Bug 1914469

Summary: real-time kernel in RHCOS is not synchronized
Product: OpenShift Container Platform Reporter: Dave Cain <dcain>
Component: RHCOSAssignee: Micah Abbott <miabbott>
Status: CLOSED NOTABUG QA Contact: Michael Nguyen <mnguyen>
Severity: urgent Docs Contact:
Priority: high    
Version: 4.6.zCC: bbreard, brault, dornelas, imcleod, jligon, kholtz, mapfelba, miabbott, mrussell, nstielau
Target Milestone: ---   
Target Release: 4.7.0   
Hardware: All   
OS: All   
Whiteboard:
Fixed In Version: Doc Type: If docs needed, set a value
Doc Text:
Story Points: ---
Clone Of:
: 1914988 (view as bug list) Environment:
Last Closed: 2021-01-11 17:01:23 UTC Type: Bug
Regression: --- Mount Type: ---
Documentation: --- CRM:
Verified Versions: Category: ---
oVirt Team: --- RHEL 7.3 requirements from Atomic Host:
Cloudforms Team: --- Target Upstream Version:
Embargoed:
Bug Depends On:    
Bug Blocks: 1914988, 1922262, 1922263    

Description Dave Cain 2021-01-08 23:54:37 UTC
Description of problem:
The Realtime (RT) variant of the RHEL kernel shipped in downstream RHCOS appears to not be synchronized with the standard kernel.

For example, the latest currently shipping stable version as of the BZ authoring is version 4.6.9.  That corresponds to 46.82.202012151054-0, which has kernel version 4.18.0-193.37.1.el8_2.x86_64.

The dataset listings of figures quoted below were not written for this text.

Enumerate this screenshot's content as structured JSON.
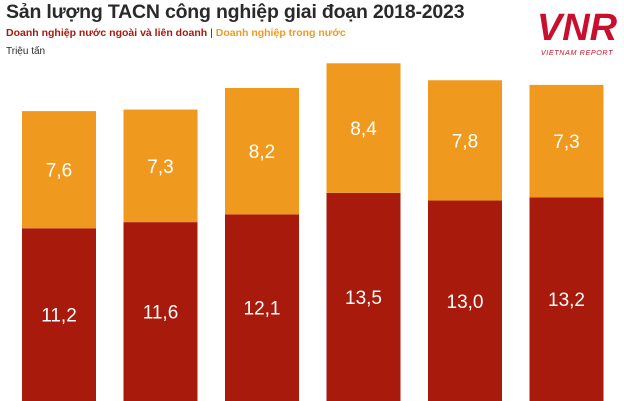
{
  "colors": {
    "foreign": "#A71A0C",
    "domestic": "#EF9A1E",
    "text": "#2a2a2a",
    "brand": "#C8102E"
  },
  "logo": {
    "mark": "VNR",
    "tagline": "VIETNAM REPORT"
  },
  "chart_data": {
    "type": "bar",
    "stacked": true,
    "title": "Sản lượng TACN công nghiệp giai đoạn 2018-2023",
    "ylabel": "Triệu tấn",
    "categories": [
      "",
      "",
      "",
      "",
      "",
      ""
    ],
    "series": [
      {
        "name": "Doanh nghiệp nước ngoài và liên doanh",
        "color": "#A71A0C",
        "values": [
          11.2,
          11.6,
          12.1,
          13.5,
          13.0,
          13.2
        ],
        "labels": [
          "11,2",
          "11,6",
          "12,1",
          "13,5",
          "13,0",
          "13,2"
        ]
      },
      {
        "name": "Doanh nghiệp trong nước",
        "color": "#EF9A1E",
        "values": [
          7.6,
          7.3,
          8.2,
          8.4,
          7.8,
          7.3
        ],
        "labels": [
          "7,6",
          "7,3",
          "8,2",
          "8,4",
          "7,8",
          "7,3"
        ]
      }
    ],
    "legend_placement": "top-left",
    "grid": false
  }
}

When switching to the RT variant of the kernel via the Performance AddOn Operator, one gets booted into RT kernel version 
4.18.0-193.28.1.rt13.77.el8_2.x86_64.  This should be a more recent kernel.

Additional info:
The 28.1 kernel is from October and should be on a later release, such as 37.1, which is from December.

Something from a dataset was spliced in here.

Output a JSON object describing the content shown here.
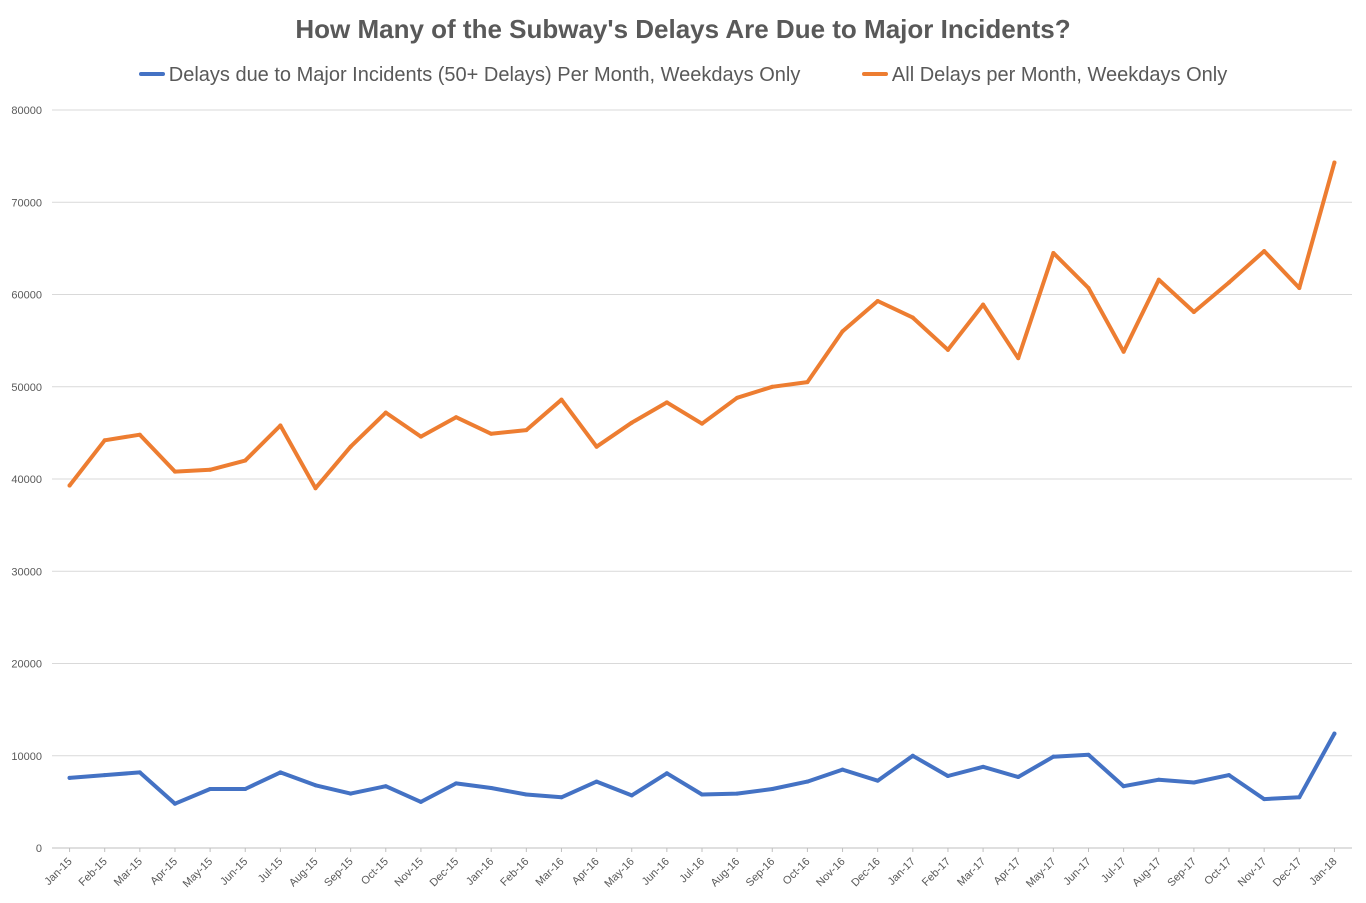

In looking at nightly builds for 4.6, it still has the kernel version from October.  (4.6.0-0.nightly-2021-01-08-200800) mounting the machine-os-content and looking in the extensions folder.

./extensions/kernel-rt/kernel-headers-4.18.0-193.28.1.el8_2.x86_64.rpm
./extensions/kernel-rt/kernel-rt-core-4.18.0-193.28.1.rt13.77.el8_2.x86_64.rpm
./extensions/kernel-rt/kernel-rt-devel-4.18.0-193.28.1.rt13.77.el8_2.x86_64.rpm
./extensions/kernel-rt/kernel-rt-kvm-4.18.0-193.28.1.rt13.77.el8_2.x86_64.rpm
./extensions/kernel-rt/kernel-rt-modules-4.18.0-193.28.1.rt13.77.el8_2.x86_64.rpm
./extensions/kernel-rt/kernel-rt-modules-extra-4.18.0-193.28.1.rt13.77.el8_2.x86_64.rpm

There are numerous fixes in more recent RT kernel versions that are absolutely critical for low latency applications running on OpenShift 4.6.

Comment 1 Micah Abbott 2021-01-11 14:44:34 UTC
RHCOS 4.6 is billed as an EUS release and uses the RHEL 8.2 EUS sources.  The kernel-rt package does not have an EUS release, rather it uses the moniker "Telecommunications Update Service".  See the most recent advisory for `kernel-rt` - https://access.redhat.com/errata/RHSA-2020:5428

The RHCOS build process is incorrectly using the wrong location for TUS updates on `kernel-rt`, so we'll have to update our build process/configuration to use the proper location.

Comment 2 Micah Abbott 2021-01-11 17:01:23 UTC
The RHCOS build configuration for 4.7 is tracking the standard RHEL 8 repos, so this problem does not need to be addressed in 4.7 directly.  Will close this as NOTABUG for 4.7.

The fix applies to 4.6.z, so I've created the clone here - https://bugzilla.redhat.com/show_bug.cgi?id=1914988

Please see the 4.6.z BZ to follow the fixes.